Жизнь начиналась поздно, даже после полудня кафе еще были полупусты. В одном из них я часто виделся с высокой девушкой с каштановыми волосами; мы познакомились с ней тогда, когда я вступил в город с одним из полков. И вот – с одной стороны, мое лихорадочное состояние, с другой – трезвая решительность девушки, чье имя, необычное имя, я уже забыл. Правильное, немного жеманное личико делало ее похожей на одну из тех учительниц гимнастики, которые тайно мечтают поехать летом в Швецию, а в библиотечном абонементе берут увлекательные романы.
Не могу припомнить наших бесед; скорее всего, мы говорили на двух разных наречиях. Как многие из вернувшихся солдат, я был похож на гальванический ток, который одним касанием изменяет металл, причем не важно, какие фигуры были на нем оттиснуты. Это состояние еще более способствовало обострению древнего конфликта между таким мужчиной и такой женщиной. Суть конфликта – в вопросе, что более ценно: глоток или кубок, из которого он сделан. Я был как будто объят огненным вихрем уничтожения, все прочное, все надежное и сокровенное тяготило меня.
Быть может, именно в этом была моя притягательная сила, почувствовав которую, я вел себя как своенравный и упрямый ребенок, живущий одним настроением. Сюда примешивалось и упоение властью – такое чувство испытывают мелкие гипнотизеры, приказывающие своим жертвам совершать бессмысленные и бесполезные поступки.

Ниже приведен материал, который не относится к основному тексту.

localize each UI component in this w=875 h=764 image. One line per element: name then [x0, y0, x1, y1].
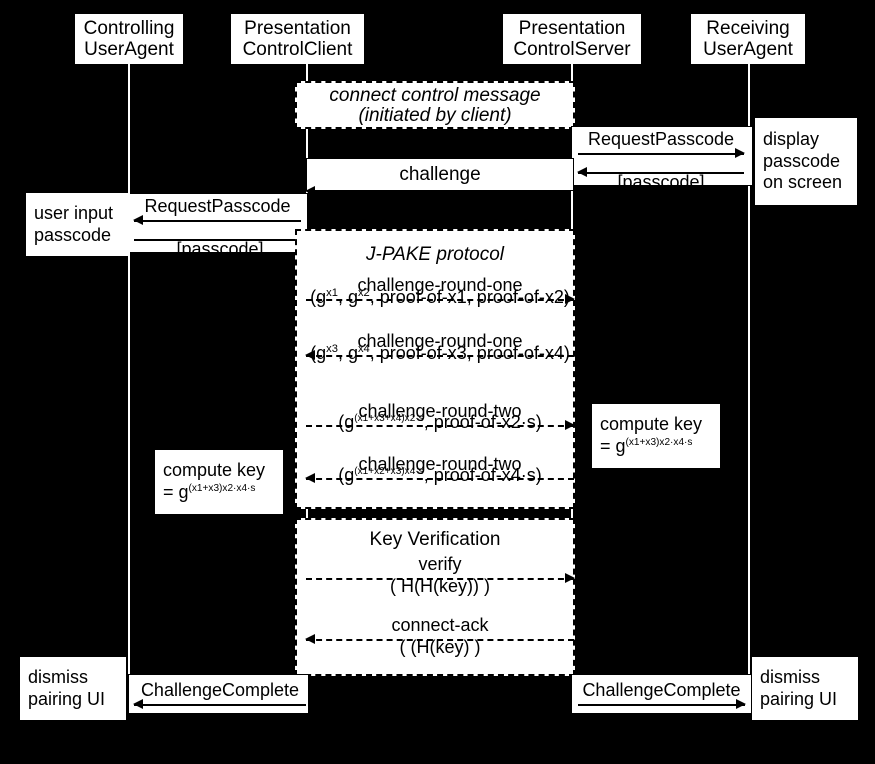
frame-connect-control-message: connect control message (initiated by cl… — [295, 81, 575, 129]
frame-connect-title-line1: connect control message — [329, 85, 541, 106]
payload-pre: (g — [310, 287, 327, 307]
note-line1: dismiss — [28, 666, 89, 687]
message-label: [passcode] — [176, 239, 264, 259]
note-line2: pairing UI — [760, 688, 838, 709]
note-line1: dismiss — [760, 666, 821, 687]
note-display-passcode-on-screen: display passcode on screen — [755, 118, 857, 205]
frame-jpake-title: J-PAKE protocol — [366, 244, 504, 265]
message-label: ChallengeComplete — [140, 680, 300, 701]
compute-key-prefix: = g — [600, 436, 626, 456]
payload-mid: , g — [337, 287, 358, 307]
note-line1: compute key — [163, 460, 266, 481]
note-compute-key-server: compute key = g(x1+x3)x2·x4·s — [592, 404, 720, 468]
message-label: RequestPasscode — [587, 129, 735, 150]
note-line2: passcode — [763, 150, 841, 171]
actor-label-line1: Presentation — [518, 17, 626, 39]
message-label: [passcode] — [617, 172, 705, 192]
payload-post: , proof-of-x4·s) — [423, 465, 542, 485]
note-line3: on screen — [763, 172, 843, 193]
arrow-right-icon — [735, 148, 745, 158]
actor-label-line2: ControlServer — [513, 39, 631, 60]
frame-challenge: challenge — [306, 158, 574, 191]
message-payload: (gx3, gx4, proof-of-x3, proof-of-x4) — [306, 343, 574, 364]
message-label: RequestPasscode — [144, 196, 291, 217]
message-label: ChallengeComplete — [582, 680, 741, 701]
note-user-input-passcode: user input passcode — [26, 193, 130, 256]
actor-label-line1: Presentation — [244, 17, 351, 39]
arrow-left-icon — [133, 215, 143, 225]
actor-presentation-control-server: Presentation ControlServer — [503, 14, 641, 64]
message-line — [134, 220, 301, 222]
note-line1: user input — [34, 202, 114, 223]
message-payload: (gx1, gx2, proof-of-x1, proof-of-x2) — [306, 287, 574, 308]
actor-controlling-user-agent: Controlling UserAgent — [75, 14, 183, 64]
payload-post: , proof-of-x1, proof-of-x2) — [369, 287, 570, 307]
note-line2: = g(x1+x3)x2·x4·s — [163, 482, 255, 504]
arrow-left-icon — [133, 699, 143, 709]
message-line — [578, 153, 744, 155]
note-line2: = g(x1+x3)x2·x4·s — [600, 436, 692, 458]
message-payload: (g(x1+x2+x3)x4·s, proof-of-x4·s) — [306, 465, 574, 486]
compute-key-prefix: = g — [163, 482, 189, 502]
payload-mid: , g — [337, 343, 358, 363]
compute-key-exponent: (x1+x3)x2·x4·s — [625, 437, 693, 448]
frame-key-verification-title: Key Verification — [369, 529, 501, 550]
payload-exponent: (x1+x3+x4)x2·s — [354, 413, 424, 424]
note-dismiss-pairing-ui-server: dismiss pairing UI — [752, 657, 858, 720]
message-line — [134, 704, 306, 706]
note-line1: display — [763, 128, 820, 149]
actor-label-line1: Controlling — [83, 17, 175, 39]
payload-exponent-1: x1 — [326, 287, 338, 299]
note-compute-key-client: compute key = g(x1+x3)x2·x4·s — [155, 450, 283, 514]
actor-label-line1: Receiving — [706, 17, 790, 39]
message-line — [578, 704, 745, 706]
message-label: connect-ack — [391, 615, 489, 636]
message-payload: (g(x1+x3+x4)x2·s, proof-of-x2·s) — [306, 412, 574, 433]
payload-pre: (g — [310, 343, 327, 363]
payload-pre: (g — [338, 465, 355, 485]
payload-exponent-2: x2 — [357, 287, 370, 299]
actor-label-line2: ControlClient — [242, 39, 353, 60]
actor-presentation-control-client: Presentation ControlClient — [231, 14, 364, 64]
message-payload: ( (H(key) ) — [399, 637, 481, 657]
payload-post: , proof-of-x2·s) — [423, 412, 542, 432]
compute-key-exponent: (x1+x3)x2·x4·s — [188, 483, 256, 494]
actor-label-line2: UserAgent — [703, 39, 793, 60]
lifeline-controlling-user-agent — [128, 64, 130, 714]
payload-exponent-1: x3 — [326, 343, 338, 355]
note-line2: pairing UI — [28, 688, 106, 709]
payload-post: , proof-of-x3, proof-of-x4) — [369, 343, 570, 363]
payload-exponent-2: x4 — [357, 343, 370, 355]
note-line2: passcode — [34, 224, 112, 245]
message-payload: ( H(H(key)) ) — [390, 576, 490, 596]
payload-exponent: (x1+x2+x3)x4·s — [354, 466, 424, 477]
message-label: verify — [418, 554, 462, 575]
frame-challenge-title: challenge — [399, 164, 481, 185]
note-dismiss-pairing-ui-client: dismiss pairing UI — [20, 657, 126, 720]
frame-connect-title-line2: (initiated by client) — [358, 105, 512, 126]
sequence-diagram: Controlling UserAgent Presentation Contr… — [0, 0, 875, 764]
arrow-right-icon — [736, 699, 746, 709]
payload-pre: (g — [338, 412, 355, 432]
note-line1: compute key — [600, 414, 703, 435]
actor-receiving-user-agent: Receiving UserAgent — [691, 14, 805, 64]
actor-label-line2: UserAgent — [84, 39, 174, 60]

Так вот и в этот день я исчерпал весь свой арсенал, пытаясь заставить ее пойти со мной в комнату, причем мои систематические уговоры встречали неизменное сопротивление. Когда же я попытался отнять у нее пальто, она с нескрываемым ужасом вырвалась из моих рук как сомнамбула, к которой вернулось сознание, и дверь за ней захлопнулась. Все ее движения были вымученными, в них было что-то неестественное, как если бы где-то вдали на сцене она играла роль из неизвестной мне пьесы.
Но еще больше я удивился, когда через четверть часа она, молча и не глядя на меня, вошла в комнату. Она повернула за собой ключ и начала раздеваться, не говоря ни слова, изредка издавая стоны, когда ее бешеным движениям сопротивлялась пуговица или тесемка. Не стесняясь своей наготы, она подошла ко мне, и мы долго смотрели друг на друга, смотрели пристальными и, несомненно, враждебными взглядами. Я заметил, что она как будто пожирает меня глазами, но затем ее зрачки начали расширяться и смотрели уже сквозь меня, как если бы я был просто статистом.
Бывают слова, обладающие такой существенной глубиной или такой глубокой несущественностью, что стесняешься их повторять после того, как прошло вызвавшее их мгновение. Мне показалось, будто в комнату вошел кто-то третий, очень внимательный наблюдатель, и деловито заметил:
– Ты выпил вина.
В ответ я услышал свой тихий, гневный голос:
– Ну и что за беда?
В старом, немного покривившемся зеркале, я видел две фигуры, освещенные слабым светом печного огня и покрытые металлическим напылением, которое, подобно зеленоватой занавеси в кукольном театре, создавало иллюзию расстояния. И откуда-то издалека, из глубины сна, донесся ответ:
– Большая беда. Очень… большая.
Старший лесничий
Гослар
Мой путь лежал через огромный лес, знакомый и незнакомый одновременно. В нем были регулярные насаждения, где по воскресеньям гуляли горожане, а между ними простирались чащи и горы, куда не ступала нога человека. Я забрался в самую глушь в поисках Старшего лесничего, потому что мне стало известно, что он собирается убить одного адепта, который отправился на охоту за синим ужом.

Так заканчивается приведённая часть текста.